Reputation: 804
I am trying to remove stopwords from the stopwords collection of NLTK from a pandas DataFrame that consists of rows of text data in Python 3:
import pandas as pd
from nltk.corpus import stopwords
file_path = '/users/rashid/desktop/webtext.csv'
doc = pd.read_csv(file_path, encoding = "ISO-8859-1")
texts = doc['text']
filter = texts != ""
dfNew = texts[filter]
stop = stopwords.words('english')
dfNew.apply(lambda x: ' '.join([word for word in x.split() if word not in (stop)]))
I am getting this error:
'float' object has no attribute 'split'
Upvotes: 2
Views: 1499
Reputation: 50220
Sounds like you have some numbers in your texts and they are causing pandas to get a little too smart. Add the dtype
option to pandas.read_csv()
to ensure that everything in the column text
is imported as a string:
doc = pd.read_csv(file_path, encoding = "ISO-8859-1", dtype={'text':str})
Once you get your code working, you might notice it is slow: Looking things up in a list is inefficient.

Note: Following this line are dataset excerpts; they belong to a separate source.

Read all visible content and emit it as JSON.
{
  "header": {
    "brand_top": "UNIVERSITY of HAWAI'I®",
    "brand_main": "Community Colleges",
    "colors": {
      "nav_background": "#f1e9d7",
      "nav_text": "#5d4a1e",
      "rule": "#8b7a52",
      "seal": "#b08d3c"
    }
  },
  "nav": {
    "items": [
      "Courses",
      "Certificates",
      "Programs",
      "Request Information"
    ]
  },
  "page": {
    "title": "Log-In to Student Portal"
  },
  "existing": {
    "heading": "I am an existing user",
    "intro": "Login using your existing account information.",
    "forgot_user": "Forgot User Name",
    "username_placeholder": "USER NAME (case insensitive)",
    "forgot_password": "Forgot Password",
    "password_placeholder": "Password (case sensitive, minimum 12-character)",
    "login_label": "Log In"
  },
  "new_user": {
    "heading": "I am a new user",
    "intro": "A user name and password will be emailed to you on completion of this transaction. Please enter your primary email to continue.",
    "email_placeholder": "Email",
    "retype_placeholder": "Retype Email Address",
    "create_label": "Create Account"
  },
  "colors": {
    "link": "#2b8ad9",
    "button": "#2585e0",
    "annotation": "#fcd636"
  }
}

Put your stopwords in a set like this, and you'll be amazed at the speedup. (The in
operator works with both sets and lists, but has a huge difference in speed.)
stop = set(stopwords.words('english'))
Finally, change x.split()
to nltk.word_tokenize(x)
. If your data contains real text, this will separate punctuation from words and allow you to match stopwords properly.
Upvotes: 3